Approaching Yonge Street, westbound about 50 yards east of Yonge and Bloor, the traffic slowed; I assumed it was because of construction. We were bumper to bumper, sometimes at a standstill. So I undid my seatbelt and rose up in the seat, looking to see what was holding us up.
I saw large orange-and-black traffic pylons, maybe four feet high, placed randomly across the road, blocking traffic. I saw a man on the southeast corner of Yonge and Bloor, behaving like a Tasmanian devil —presumably the man, I surmised, who had strewn the pylons across one of the busiest intersections on the continent—screaming at a white SUV, spit spraying the windshield. Then, he began tossing garbage into the traffic.
He was pretty clearly under the influence of something. My first thought was, “Hello, brother. You’re one of us, aren’t you?”
I yanked up the emergency brake, opened the door and, with the presence of a peacock, got out to move a pylon. I talked to a pedestrian standing by the road.
“That guy’s trouble,” the man said. “He’s trouble,” nodding toward Yonge and Bloor.
I have no idea if the “trouble” in question saw me leave the car and undo his handiwork. Maybe he did. Maybe it was the provocation that prompted what followed.
I got back in the car and continued west along Bloor Street. What I didn’t do was what, under the circumstances, any prudent urbanite might have. I didn’t raise the convertible top. I didn’t crank up the windows. I didn’t lock the door.
As we moved on, I saw the man on a bicycle, doing figure eights in front of another car, taunting the driver to pass, then blocking his way, laughing. He was yelling and laughing incoherently, making a lot of noise.
We must have passed him at some point. I passed Bay Street, still heading west on Bloor. This is where, had we been going to the bookstore, we would have turned left, onto a different course, in every sense of the term. But we didn’t. I came to a red light at a pedestrian crossing between Bay and Avenue Road.
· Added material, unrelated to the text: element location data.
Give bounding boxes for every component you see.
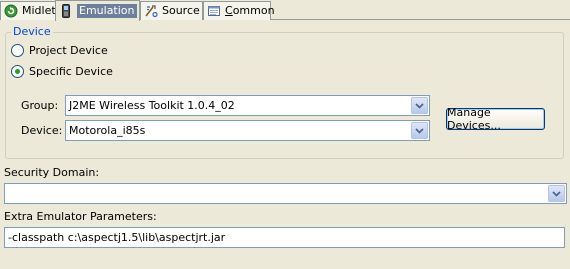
run-icon [4, 4, 18, 18]
device-group-legend: Device [11, 25, 53, 39]
group-label: Group: [21, 99, 59, 112]
device-select[interactable]: Motorola_i85s [65, 120, 430, 141]
specific-device-label: Specific Device [29, 65, 113, 78]
radio-button[interactable] [11, 65, 24, 78]
chevron-down-icon[interactable] [411, 122, 428, 139]
project-device-label: Project Device [29, 44, 108, 57]
specific-device-radio[interactable]: Specific Device [11, 64, 113, 79]
tab-label: Common [225, 4, 275, 17]
tab-label: Source [162, 4, 200, 17]
group-select-value: J2ME Wireless Toolkit 1.0.4_02 [69, 99, 235, 112]
security-domain-select[interactable] [4, 183, 567, 204]
tab-midlet[interactable]: Midlet [0, 1, 56, 20]
emulator-params-label: Extra Emulator Parameters: [4, 210, 157, 223]
device-select-value: Motorola_i85s [69, 124, 146, 137]
tab-common[interactable]: Common [203, 1, 275, 20]
tab-emulation[interactable]: Emulation [55, 0, 140, 21]
source-icon [144, 4, 158, 18]
radio-button[interactable] [11, 44, 24, 57]
manage-devices-button[interactable]: Manage Devices... [446, 106, 545, 132]
phone-icon [59, 4, 73, 18]
tab-source[interactable]: Source [140, 1, 203, 20]
device-label: Device: [21, 124, 63, 137]
tab-label: Emulation [77, 4, 137, 18]
security-domain-label: Security Domain: [4, 166, 100, 179]
tab-bar: Midlet Emulation Source Common [0, 0, 570, 21]
tab-label: Midlet [22, 4, 56, 17]
emulator-params-input[interactable]: -classpath c:\aspectj1.5\lib\aspectjrt.j… [4, 227, 565, 248]
chevron-down-icon[interactable] [548, 185, 565, 202]
common-icon [207, 4, 221, 18]
chevron-down-icon[interactable] [411, 97, 428, 114]
project-device-radio[interactable]: Project Device [11, 43, 108, 58]
group-select[interactable]: J2ME Wireless Toolkit 1.0.4_02 [65, 95, 430, 116]
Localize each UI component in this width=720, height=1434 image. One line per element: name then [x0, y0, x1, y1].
Just past the crossing, construction vehicles took up the lanes adjacent to the centre line in both directions. Westbound traffic was funnelled into one lane near the curb, as was eastbound traffic on the other side.
We were stopped across from the Chanel store on the Mink Mile. Susan was chatting away, but I wasn’t listening. Something was wrong. I had no idea where that crazy cyclist had gone, but I feared his return. I was peering past Susan at the mirror on her side, the curb side, where I expected he might appear.
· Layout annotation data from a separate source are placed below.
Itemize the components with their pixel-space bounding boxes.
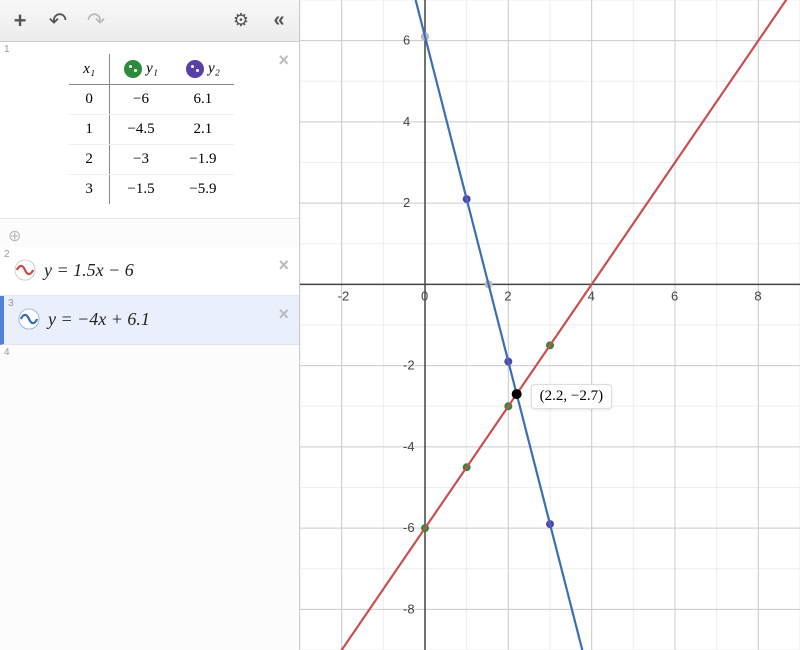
table-row[interactable]: 1−4.52.1	[69, 115, 234, 145]
toolbar: + ↶ ↷ ⚙ «	[0, 0, 299, 42]
table-header-x: x₁	[69, 54, 109, 85]
equation-text[interactable]: y = −4x + 6.1	[48, 309, 150, 330]
close-icon[interactable]: ×	[278, 50, 289, 71]
wave-icon[interactable]	[18, 308, 40, 330]
svg-text:-2: -2	[338, 288, 350, 303]
svg-text:8: 8	[754, 288, 761, 303]
svg-text:-6: -6	[403, 520, 415, 535]
svg-text:2: 2	[504, 288, 511, 303]
svg-text:4: 4	[588, 288, 595, 303]
settings-button[interactable]: ⚙	[231, 11, 251, 31]
table-header-y1: y₁	[110, 54, 172, 85]
undo-button[interactable]: ↶	[48, 11, 68, 31]
panel-index: 1	[4, 44, 10, 55]
add-expression-button[interactable]: +	[10, 11, 30, 31]
svg-text:0: 0	[421, 288, 428, 303]
purple-dot-icon[interactable]	[186, 60, 204, 78]
equation-text[interactable]: y = 1.5x − 6	[44, 260, 134, 281]
table-row[interactable]: 0−66.1	[69, 85, 234, 115]
svg-text:2: 2	[403, 195, 410, 210]
panel-index: 2	[4, 249, 10, 260]
table-panel[interactable]: 1 × x₁ y₁ y₂ 0−66.11−4.52.12−3−1.93−1.5−…	[0, 42, 299, 219]
empty-panel[interactable]: 4	[0, 345, 299, 650]
svg-text:-8: -8	[403, 601, 415, 616]
close-icon[interactable]: ×	[278, 304, 289, 325]
graph-canvas[interactable]: -2 0 2 4 6 8 -8 -6 -4 -2 2 4 6	[300, 0, 800, 650]
panel-index: 3	[8, 298, 14, 309]
expression-panel-3[interactable]: 3 × y = −4x + 6.1	[0, 296, 299, 345]
table-row[interactable]: 3−1.5−5.9	[69, 175, 234, 205]
panel-index: 4	[4, 347, 10, 358]
table-row[interactable]: 2−3−1.9	[69, 145, 234, 175]
svg-text:-4: -4	[403, 439, 415, 454]
wave-icon[interactable]	[14, 259, 36, 281]
zoom-fit-icon[interactable]: ⊕	[8, 226, 21, 246]
intersection-label: (2.2, −2.7)	[531, 384, 612, 409]
expression-panel-2[interactable]: 2 × y = 1.5x − 6	[0, 247, 299, 296]
svg-text:6: 6	[403, 33, 410, 48]
close-icon[interactable]: ×	[278, 255, 289, 276]
table-header-y2: y₂	[172, 54, 234, 85]
collapse-button[interactable]: «	[269, 11, 289, 31]
green-dot-icon[interactable]	[124, 60, 142, 78]
redo-button[interactable]: ↷	[86, 11, 106, 31]
graph-area[interactable]: -2 0 2 4 6 8 -8 -6 -4 -2 2 4 6 (2.2, −2.7)	[300, 0, 800, 650]
expression-list: + ↶ ↷ ⚙ « 1 × x₁ y₁ y₂ 0−66.11	[0, 0, 300, 650]
svg-text:6: 6	[671, 288, 678, 303]
svg-text:4: 4	[403, 114, 410, 129]
svg-text:-2: -2	[403, 358, 415, 373]
data-table[interactable]: x₁ y₁ y₂ 0−66.11−4.52.12−3−1.93−1.5−5.9	[69, 54, 234, 204]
The light turned green. I started to drive forward. Something entered my peripheral vision on the left.
The man on the bicycle breezed by, swung at my face, then swerved in front of our car and stopped. I hit the brakes. The old Saab stopped and stalled.
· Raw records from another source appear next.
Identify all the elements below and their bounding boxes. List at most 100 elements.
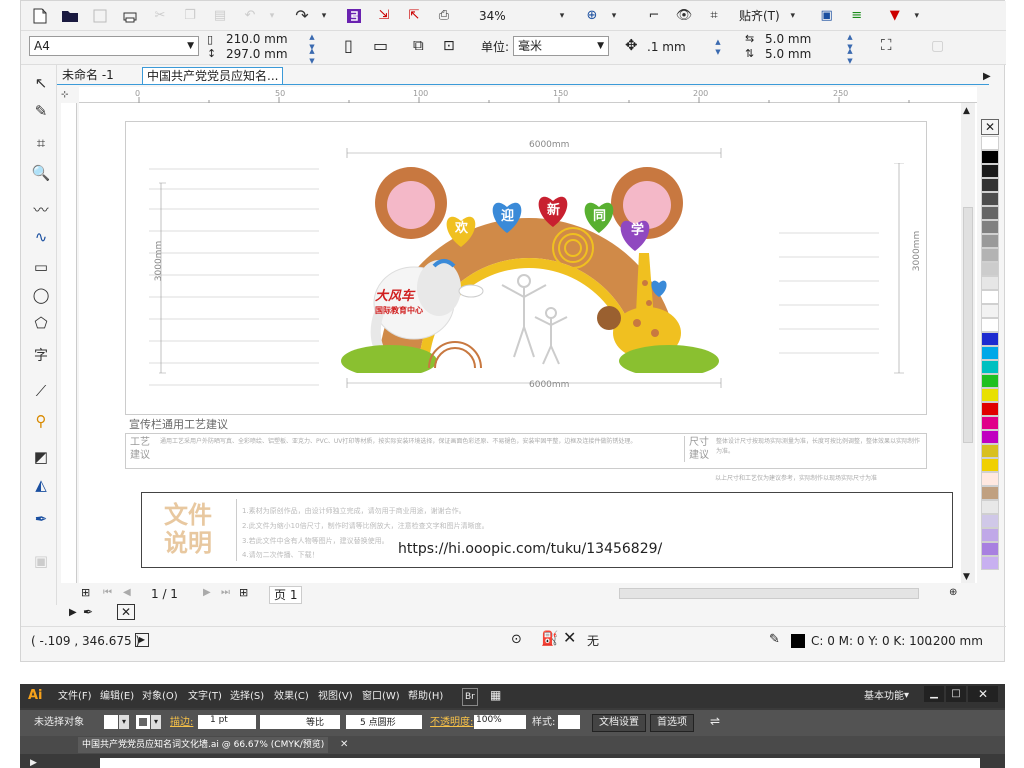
color-swatch[interactable] [981,472,999,486]
stroke-swatch[interactable] [136,715,150,729]
shape-tool-icon[interactable]: ✎ [29,99,53,123]
grid-icon[interactable]: ⌗ [703,5,725,27]
stroke-label[interactable]: 描边: [170,715,193,731]
arrange-docs-icon[interactable]: ▦ [490,687,501,703]
import-icon[interactable]: ⇲ [373,5,395,27]
add-page-after-icon[interactable]: ⊞ [239,585,248,601]
color-swatch[interactable] [981,206,999,220]
welcome-screen-icon[interactable]: ▣ [816,5,838,27]
nudge-value[interactable]: .1 mm [647,39,686,55]
color-swatch[interactable] [981,360,999,374]
connector-tool-icon[interactable]: ⚲ [29,409,53,433]
ai-canvas[interactable] [100,758,980,768]
color-swatch[interactable] [981,248,999,262]
color-swatch[interactable] [981,262,999,276]
show-rulers-icon[interactable]: ⌐ [643,5,665,27]
opacity-label[interactable]: 不透明度: [430,715,473,731]
color-swatch[interactable] [981,290,999,304]
source-url[interactable]: https://hi.ooopic.com/tuku/13456829/ [398,541,662,557]
color-swatch[interactable] [981,318,999,332]
last-page-icon[interactable]: ⏭ [221,585,230,601]
menu-file[interactable]: 文件(F) [58,689,92,705]
portrait-icon[interactable]: ▯ [344,38,353,54]
redo-dropdown-icon[interactable]: ▾ [313,5,335,27]
camera-icon[interactable]: ⊙ [511,632,522,648]
color-swatch[interactable] [981,192,999,206]
print-icon[interactable] [119,5,141,27]
color-swatch[interactable] [981,542,999,556]
publish-pdf-icon[interactable]: ⎙ [433,5,455,27]
color-swatch[interactable] [981,304,999,318]
color-swatch[interactable] [981,556,999,570]
scroll-down-icon[interactable]: ▼ [963,569,970,585]
color-swatch[interactable] [981,136,999,150]
tab-untitled[interactable]: 未命名 -1 [62,67,114,83]
color-swatch[interactable] [981,486,999,500]
menu-help[interactable]: 帮助(H) [408,689,443,705]
launch-dropdown-icon[interactable]: ▾ [906,5,928,27]
play-icon[interactable]: ▶ [135,633,149,647]
drawing-canvas[interactable]: 6000mm 6000mm 3000mm 3000mm 欢 迎 新 同 学 大风… [79,103,977,583]
zoom-navigator-icon[interactable]: ⊕ [949,585,957,601]
ai-document-tab[interactable]: 中国共产党党员应知名词文化墙.ai @ 66.67% (CMYK/预览) [78,737,329,753]
ellipse-tool-icon[interactable]: ◯ [29,283,53,307]
current-page-icon[interactable]: ⊡ [443,38,455,54]
color-swatch[interactable] [981,528,999,542]
vertical-ruler[interactable] [61,103,77,583]
first-page-icon[interactable]: ⏮ [103,585,112,601]
brush-definition[interactable]: 等比 [260,715,340,729]
color-swatch[interactable] [981,374,999,388]
export-icon[interactable]: ⇱ [403,5,425,27]
snap-menu[interactable]: 贴齐(T) [739,8,780,24]
align-icon[interactable]: ⇌ [710,713,720,729]
color-swatch[interactable] [981,346,999,360]
menu-effect[interactable]: 效果(C) [274,689,309,705]
landscape-icon[interactable]: ▭ [373,38,388,54]
dup-x-value[interactable]: 5.0 mm [765,31,811,47]
preferences-button[interactable]: 首选项 [650,714,694,732]
dup-y-spinner-icon[interactable]: ▲ ▼ [843,46,857,66]
color-swatch[interactable] [981,444,999,458]
color-swatch[interactable] [981,150,999,164]
horizontal-scroll-thumb[interactable] [619,588,919,599]
ruler-origin-icon[interactable]: ⊹ [61,87,69,103]
fill-dropdown-icon[interactable]: ▾ [119,715,129,729]
opacity-field[interactable]: 100% [474,715,526,729]
view-icon[interactable]: 👁 [673,5,695,27]
fill-swatch[interactable] [104,715,118,729]
zoom-tool-icon[interactable]: 🔍 [29,161,53,185]
scroll-up-icon[interactable]: ▲ [963,103,970,119]
cut-icon[interactable]: ✂ [149,5,171,27]
tab-scroll-right-icon[interactable]: ▶ [983,69,991,85]
treat-as-filled-icon[interactable]: ⛶ [881,37,892,53]
variable-width-profile[interactable]: 5 点圆形 [346,715,422,729]
vertical-scroll-thumb[interactable] [963,207,973,443]
polygon-tool-icon[interactable]: ⬠ [29,311,53,335]
undo-icon[interactable]: ↶ [239,5,261,27]
stroke-weight-field[interactable]: 1 pt [198,715,256,729]
launch-icon[interactable]: ▼ [884,5,906,27]
color-swatch[interactable] [981,402,999,416]
color-swatch[interactable] [981,332,999,346]
workspace-dropdown-icon[interactable]: ▾ [904,688,909,704]
color-swatch[interactable] [981,276,999,290]
transparency-icon[interactable]: ◭ [29,473,53,497]
color-swatch[interactable] [981,514,999,528]
expand-docker-icon[interactable]: ▶ [69,605,77,621]
menu-object[interactable]: 对象(O) [142,689,178,705]
zoom-level[interactable]: 34% [479,8,529,24]
height-spinner-icon[interactable]: ▲ ▼ [305,46,319,66]
horizontal-ruler[interactable]: 0 50 100 150 200 250 [79,87,977,103]
page-width-value[interactable]: 210.0 mm [226,31,288,47]
page-size-select[interactable]: A4 ▼ [29,36,199,56]
redo-icon[interactable]: ↷ [291,5,313,27]
search-content-icon[interactable] [343,5,365,27]
open-folder-icon[interactable] [59,5,81,27]
color-swatch[interactable] [981,430,999,444]
drop-shadow-icon[interactable]: ◩ [29,445,53,469]
color-swatch[interactable] [981,178,999,192]
workspace-switcher[interactable]: 基本功能 [864,689,904,705]
dup-y-value[interactable]: 5.0 mm [765,46,811,62]
color-swatch[interactable] [981,458,999,472]
pick-tool-icon[interactable]: ↖ [29,71,53,95]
The man pivoted around to confront me. He growled and glared. Soon he would throw his heavy Kryptonite bicycle lock and bag at me (and miss).
“Now what’re ya gonna do?”
The 28 seconds had begun.
I kept him in my sight as much as possible, flickering my eyes up to the rearview mirror, ready to back up, looking to drive around him and escape.
I don’t know what drew him to me, made me the lightning rod for the erratic lightning he personified. Maybe my crime was simply leaving the top down and making us an inviting target.
Maybe it was that I had failed to stay put during his staredown. Maybe if I’d done nothing, he would have spent his fury, grown bored, gone away.
Whatever it was, the man seemed to grow larger as he approached, looming over Susan and me, growling and cackling.
I didn’t ask Susan what I should do. I just decided, myself, how to escape this nightmare, to will—as I almost always had been able to before—the result I wanted, to get away, to continue my long winning streak, to sustain my sense of invincibility.
What had brought Darcy Allan Sheppard to Bloor Street that night was a lifetime of misfortune and bad decisions I wouldn’t learn about until much later. What had brought me to that intersection was a dizzying run of good luck that was about to end.